Let us define the differential operator $$ Z=x_1 \partial_{x_2} - x_2 \partial_{x_1}, $$ where $(x_1, x_2, x_3)$ are the standard Cartesian coordinates on $\mathbb R^3$. I would like to characterize the functions $h\in C^\infty(\mathbb S^{2})$ such that $$\tag{1} h=Zf, \qquad \text{for some }f\in C^\infty(\mathbb S^{2}).$$
The operator $Z$ is one of the generators of the rotation group $SO(3)$, in the sense that $$\tag{2} Zf(x)=\lim_{\epsilon\to 0}\frac1\epsilon \big( f(R_\epsilon x)-f(x)\big), $$ where $R_\epsilon$ is the matrix $$ R_\epsilon=\begin{bmatrix} \cos \epsilon & -\sin \epsilon & 0 \\ \sin \epsilon & \cos \epsilon & 0 \\ 0 & 0 & 1 \end{bmatrix}.$$ The formula (2) implies that $$\int_{\mathbb S^{2}} Zf(x)\, dS(x)=0, $$ where $dS$ denotes the standard Lebesgue measure on the sphere. Thus, a necessary condition for (1) to hold is that $$\tag{3} \int_{\mathbb S^{2}} h\, dS = 0.$$ Also, since $Z$ vanishes at $(0,0, \pm 1)$, another necessary condition is $$ \tag{4} h(0,0,\pm 1)=0.$$ Are these two last conditions also sufficient?

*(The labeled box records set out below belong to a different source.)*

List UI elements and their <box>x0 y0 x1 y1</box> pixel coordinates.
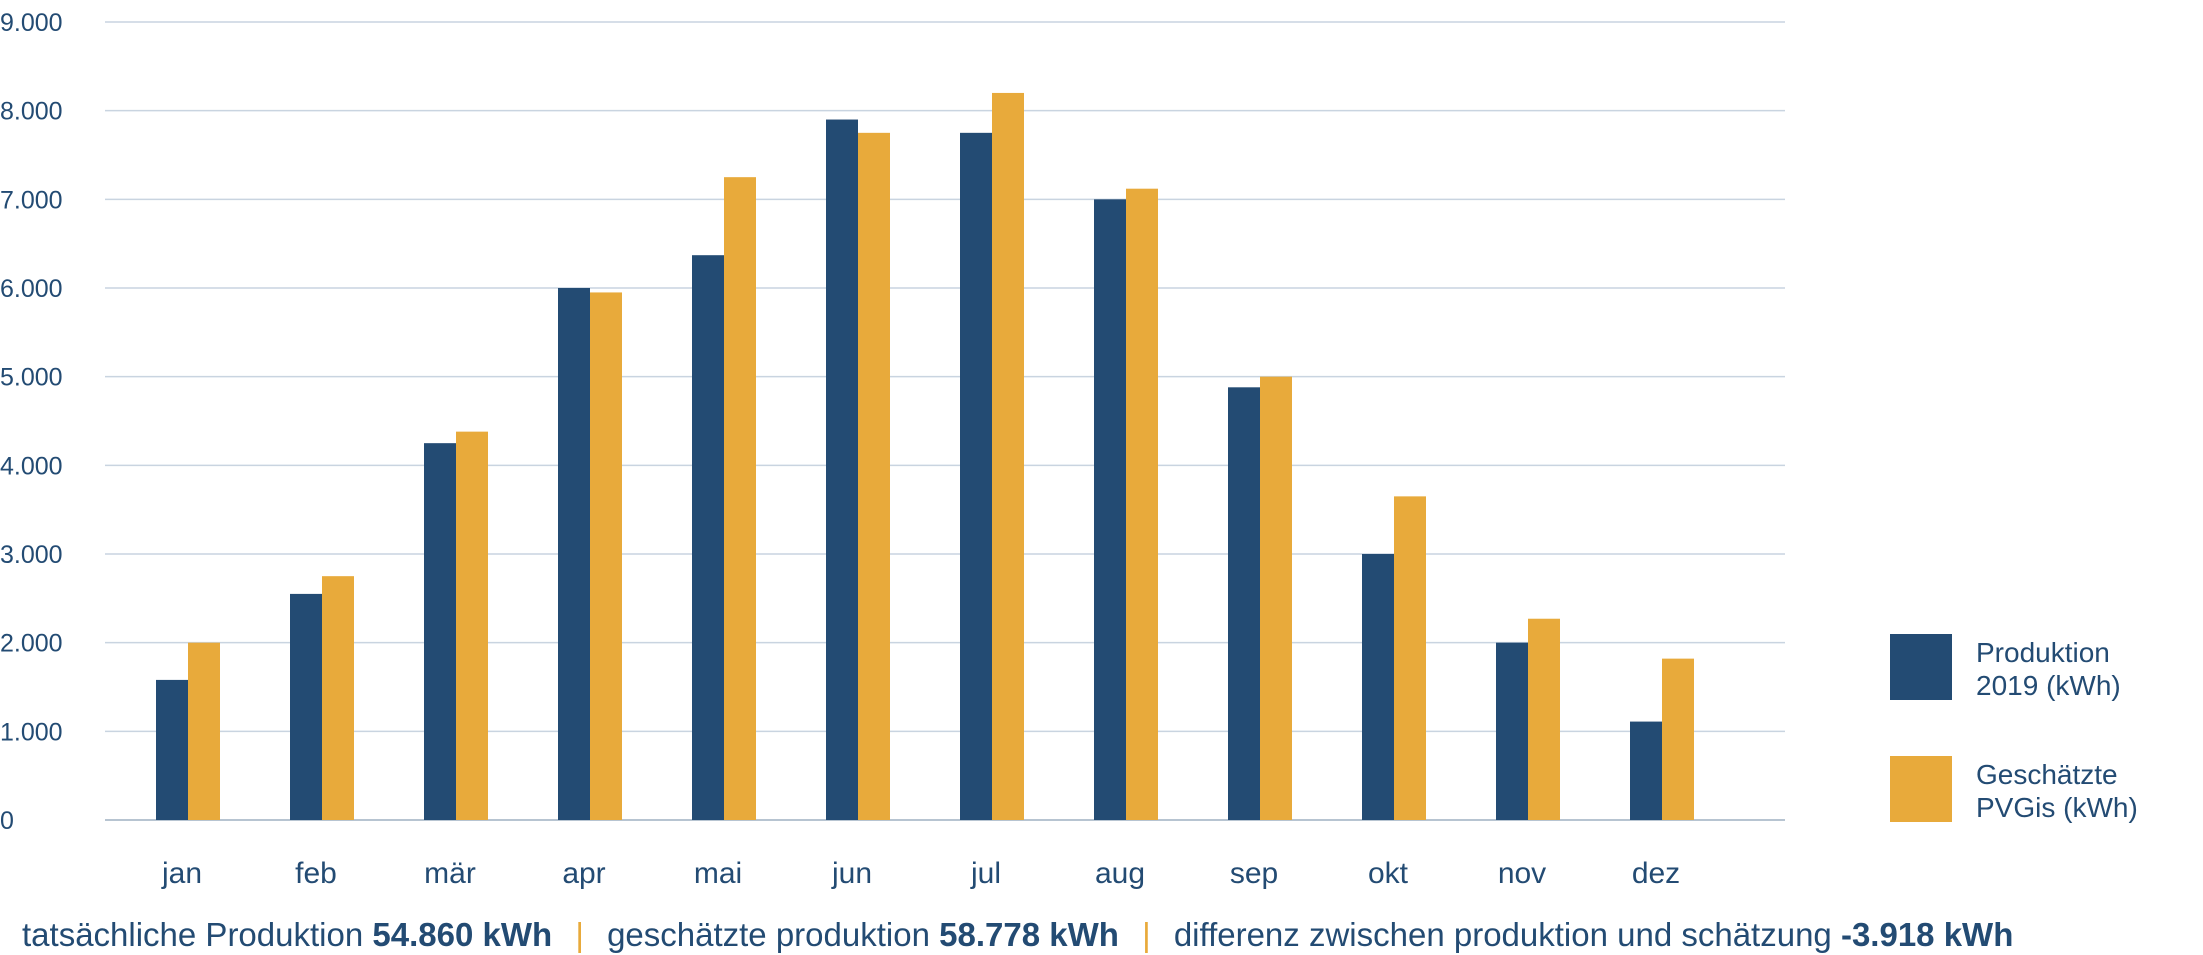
bar-production-feb <box>290 593 322 820</box>
bar-estimate-dez <box>1662 658 1694 820</box>
y-tick-label: 5.000 <box>0 364 63 392</box>
x-tick-label: aug <box>1095 857 1145 890</box>
x-tick-label: jun <box>831 857 872 890</box>
legend-label-production-line2: 2019 (kWh) <box>1976 670 2121 701</box>
gridlines <box>105 21 1785 821</box>
bar-production-mai <box>692 255 724 820</box>
bars <box>156 92 1694 821</box>
bar-production-aug <box>1094 199 1126 821</box>
x-tick-label: mär <box>424 857 476 890</box>
summary-footer: tatsächliche Produktion 54.860 kWh | ges… <box>22 916 2013 954</box>
x-tick-label: nov <box>1498 857 1546 890</box>
x-tick-label: jul <box>970 857 1001 890</box>
legend-label-production: Produktion 2019 (kWh) <box>1976 636 2121 702</box>
bar-production-apr <box>558 288 590 820</box>
bar-chart: 0 1.000 2.000 3.000 4.000 5.000 6.000 7.000 8.00… <box>0 9 1785 890</box>
y-axis-ticks: 0 1.000 2.000 3.000 4.000 5.000 6.000 7.000 8.00… <box>0 9 63 835</box>
legend-swatch-production <box>1890 634 1952 700</box>
difference-label: differenz zwischen produktion und schätz… <box>1173 916 1832 953</box>
actual-production-label: tatsächliche Produktion <box>22 916 364 953</box>
y-tick-label: 9.000 <box>0 9 63 37</box>
bar-production-sep <box>1228 387 1260 820</box>
footer-divider-2: | <box>1142 916 1151 953</box>
bar-estimate-jan <box>188 642 220 820</box>
bar-production-jul <box>960 132 992 821</box>
bar-estimate-feb <box>322 576 354 820</box>
bar-estimate-apr <box>590 292 622 820</box>
actual-production-value: 54.860 kWh <box>372 916 553 953</box>
bar-production-jun <box>826 119 858 821</box>
bar-estimate-okt <box>1394 496 1426 820</box>
estimated-production-label: geschätzte produktion <box>607 916 930 953</box>
bar-production-nov <box>1496 642 1528 820</box>
y-tick-label: 6.000 <box>0 275 63 303</box>
bar-estimate-sep <box>1260 376 1292 820</box>
bar-estimate-jun <box>858 132 890 821</box>
y-tick-label: 0 <box>0 807 14 835</box>
x-tick-label: mai <box>694 857 742 890</box>
y-tick-label: 1.000 <box>0 718 63 746</box>
bar-estimate-jul <box>992 92 1024 820</box>
estimated-production-value: 58.778 kWh <box>939 916 1119 953</box>
footer-divider-1: | <box>575 916 584 953</box>
x-tick-label: jan <box>161 857 202 890</box>
legend-swatch-estimate <box>1890 756 1952 822</box>
x-tick-label: okt <box>1368 857 1409 890</box>
y-tick-label: 2.000 <box>0 630 63 658</box>
y-tick-label: 7.000 <box>0 186 63 214</box>
bar-production-dez <box>1630 721 1662 820</box>
bar-production-mär <box>424 443 456 820</box>
bar-production-jan <box>156 679 188 820</box>
y-tick-label: 4.000 <box>0 452 63 480</box>
legend-label-estimate-line1: Geschätzte <box>1976 759 2118 790</box>
bar-estimate-mai <box>724 177 756 820</box>
y-tick-label: 3.000 <box>0 541 63 569</box>
bar-production-okt <box>1362 554 1394 820</box>
x-tick-label: feb <box>295 857 337 890</box>
y-tick-label: 8.000 <box>0 98 63 126</box>
x-tick-label: apr <box>562 857 605 890</box>
legend-label-estimate-line2: PVGis (kWh) <box>1976 792 2138 823</box>
legend-label-production-line1: Produktion <box>1976 637 2110 668</box>
x-tick-label: sep <box>1230 857 1278 890</box>
difference-value: -3.918 kWh <box>1840 916 2014 953</box>
bar-estimate-mär <box>456 431 488 820</box>
legend-label-estimate: Geschätzte PVGis (kWh) <box>1976 758 2138 824</box>
bar-estimate-aug <box>1126 188 1158 820</box>
x-tick-label: dez <box>1632 857 1680 890</box>
x-axis-ticks: jan feb mär apr mai jun jul aug sep okt nov dez <box>161 857 1680 890</box>
bar-estimate-nov <box>1528 618 1560 820</box>
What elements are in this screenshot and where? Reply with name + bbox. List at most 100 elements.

No. A stronger condition is needed. Since the orbints of $Z$ are the circles on constant lattitude, $Zf$ must integrate to zero over each such circle. This can be seen by working in standard spherical coordinates $(\theta,\varphi):[0,2\pi)\times(0,\pi)\to S^2$. In these coordinates, $Z=\partial_\theta$, so we can apply the fundamential theorem of calculus along the lattitudes, obtaining $$ f(\theta,\varphi)=f(0,\varphi)+\int_0^\theta Zf(\theta',\varphi)d\theta' $$ Since $f(0,\varphi)=\lim_{\theta\to 2\pi^-}f(\theta,\varphi)$, we must have $\int_0^{2\pi} Zf(\theta',\varphi)d\theta'=0$. If you modify your set of conditions, you can check sufficiency by checking if the above expression gives a smooth function on $S^2$ for some choice of $f(0,\varphi)$.